Saint Edmund from the horizon's edge, in shining armour, threatening the misdoer in his hour of extreme need: it is beautiful, it is great and true. So old, yet so modern, actual; true yet for every one of us, as for Henry the Earl and Monk! A. glimpse as of the Deepest in Man's Destiny, which is the same for all times and ages. Yes, Henry my brother, there in thy extreme need, thy soul is lamed; and behold thou canst not so much as fight! For Justice and Reverence are the everlasting central Law of this Universe; and to forget them, and have all the Universe against one, God and one's own Self for enemies, and only the Devil and the Dragons for friends, is not that a 'lameness' like few? That some shining armed St. Edmund hang minatory on thy horizon, that infinite sulphur-lakes hang minatory, or do not now hang,-this alters no whit the eternal fact of the thing.

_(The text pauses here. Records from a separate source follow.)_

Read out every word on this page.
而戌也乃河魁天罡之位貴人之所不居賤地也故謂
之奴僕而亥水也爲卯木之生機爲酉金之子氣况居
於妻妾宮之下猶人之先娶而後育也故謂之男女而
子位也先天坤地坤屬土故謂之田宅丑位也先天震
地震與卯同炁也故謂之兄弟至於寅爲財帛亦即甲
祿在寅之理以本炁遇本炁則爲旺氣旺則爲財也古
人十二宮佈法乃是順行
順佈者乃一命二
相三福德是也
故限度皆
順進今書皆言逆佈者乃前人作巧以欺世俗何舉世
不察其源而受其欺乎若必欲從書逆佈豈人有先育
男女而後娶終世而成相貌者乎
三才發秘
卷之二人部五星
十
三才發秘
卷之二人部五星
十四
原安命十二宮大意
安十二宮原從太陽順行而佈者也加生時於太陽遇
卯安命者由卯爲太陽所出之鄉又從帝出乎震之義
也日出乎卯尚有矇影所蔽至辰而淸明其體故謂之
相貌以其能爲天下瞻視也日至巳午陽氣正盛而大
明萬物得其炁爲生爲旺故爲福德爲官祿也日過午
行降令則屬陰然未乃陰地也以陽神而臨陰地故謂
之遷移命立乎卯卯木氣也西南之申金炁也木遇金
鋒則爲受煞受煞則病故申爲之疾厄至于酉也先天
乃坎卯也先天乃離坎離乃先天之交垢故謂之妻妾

I say, thy soul is lamed, and the God and all Godlike in it marred: lamed, paralytic, tending towards baleful eternal death, whether thou know it or not;-nay hadst thou never known it, that surely had been worst of all !—

Thus, at any rate, by the heavenly Awe that overshadows earthly Business, does Samson, readily in those days, save St. Edmund's Shrine, and innumerable still more precious things.